Student Halymah Agboola rarely ventures into Northampton’s centre.
“It’s probably about once a fortnight to look for clothes. There are much better deals and discounts for students online and it’s just less hassle,” says the 22-year-old.
“A lot of students I know are going into the centre regularly to pubs and clubs. But I’m not sure what else would attract young people into town and city centres.”
Perhaps the answer lies in St Giles Street, which runs adjacent to Abington Street.
It features a range of small, independent businesses from barbers to restaurants and – despite a handful of empty units – feels altogether more prosperous.
Lisa Witham, 29, runs the Dreams Coffee Lounge with her sister, Nina Neophitou, 25. She says the key to the street’s success is simple.
“There’s a lot of lovely independent shops all offering different experiences for customers, rather than the generic High Street shops.
“The experience for the customer is important. Offer something a bit different that online and out-of-town retailers can’t.”
Steve Ward and his wife Caroline run St Giles Cheese, which also sells locally produced gin.
“Abington Street is just the classic, dying High Street isn’t it? You’re losing all these big names, one after another,” says Steve.
Northampton Borough Council has made efforts to revitalise the town centre. According to some, progress has been slow, but a new board has been created to tackle some of the the town’s long-standing issues of shop closures and poor footfall.
The board, called Northampton Forward and comprising public and private-sector organisations, has already expressed an interest in bidding for a slice of the government’s £620m Future High Streets Fund in order to improve areas including the Market Square and a section of Abington Street.
And after being awarded £215,000 in central government funding, the council has also created five new positions, including a specialist mental health worker, to help reduce rough sleeping.
“We know the town has some problems, particularly the centre which is suffering through a combination of factors,” says council leader Jonathan Nunn.
“The primary aim of this new board is to ensure everyone is pulling in the same direction to address those issues and allow the town to live up to its promise.”

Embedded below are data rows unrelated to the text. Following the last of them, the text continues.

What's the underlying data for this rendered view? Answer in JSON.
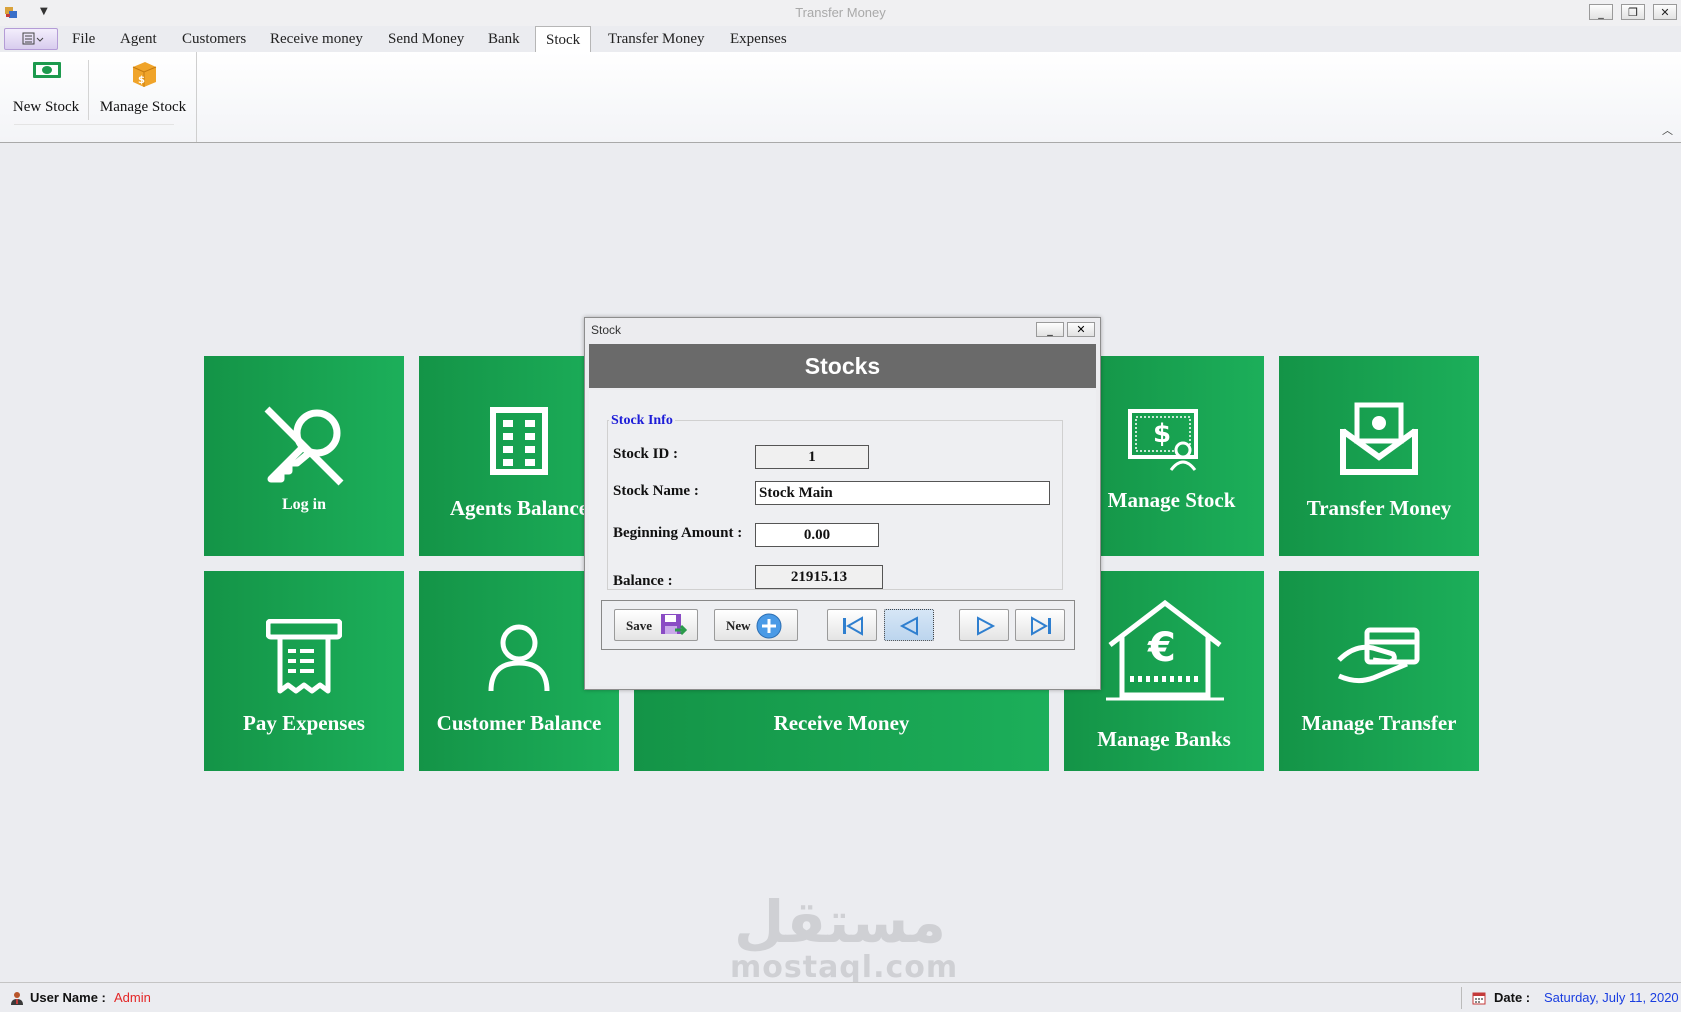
{
  "window": {
    "title": "Transfer Money"
  },
  "tabs": [
    {
      "label": "File"
    },
    {
      "label": "Agent"
    },
    {
      "label": "Customers"
    },
    {
      "label": "Receive money"
    },
    {
      "label": "Send Money"
    },
    {
      "label": "Bank"
    },
    {
      "label": "Stock",
      "active": true
    },
    {
      "label": "Transfer Money"
    },
    {
      "label": "Expenses"
    }
  ],
  "ribbon": {
    "new_stock": "New Stock",
    "manage_stock": "Manage Stock"
  },
  "tiles": {
    "log_in": "Log in",
    "agents_balance": "Agents Balance",
    "manage_stock": "Manage Stock",
    "transfer_money": "Transfer Money",
    "pay_expenses": "Pay Expenses",
    "customer_balance": "Customer Balance",
    "receive_money": "Receive Money",
    "manage_banks": "Manage Banks",
    "manage_transfer": "Manage Transfer"
  },
  "dialog": {
    "window_title": "Stock",
    "header": "Stocks",
    "group_title": "Stock Info",
    "stock_id_label": "Stock ID :",
    "stock_id_value": "1",
    "stock_name_label": "Stock Name :",
    "stock_name_value": "Stock Main",
    "beginning_amount_label": "Beginning Amount :",
    "beginning_amount_value": "0.00",
    "balance_label": "Balance :",
    "balance_value": "21915.13",
    "save_label": "Save",
    "new_label": "New"
  },
  "status": {
    "user_label": "User Name :",
    "user_value": "Admin",
    "date_label": "Date :",
    "date_value": "Saturday, July 11, 2020"
  },
  "watermark": {
    "arabic": "مستقل",
    "latin": "mostaql.com"
  },
  "colors": {
    "tile_green": "#1aa553",
    "dialog_header": "#6a6a6a",
    "group_title": "#1d1dd8",
    "user_value": "#e32626",
    "date_value": "#1a3ee0"
  }
}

A slew of new cafes and restaurants have breathed life into the town centre area and there has been a flurry of regeneration work around the newly designated Cultural Quarter.
It is home to the Royal and Derngate Theatre which recently kicked off the UK tour of Kinky Boots – a nod to the town’s shoemaking heritage, based on the story of a struggling Northampton shoe factory.
Nearby, the town’s museum, which is currently closed for a major refurbishment, is due to reopen next year. And the University of Northampton’s new £330m campus, which opened in September, brought some 12,000 students and 2,000 staff to the area.
Signs of progress mean many businesses are cautiously optimistic about the future, with caveats.
“There needs to be more support from the council and landlords, making sure we get the right businesses in,” says Lisa.
“There needs to be variety with the retail, with leisure options such as bowling or maybe an arcade. We have students nearby but they need an incentive to come into town.
“But the more empty units there are, the more difficult it is to attract new businesses. It’s easy to get into a downward spiral.”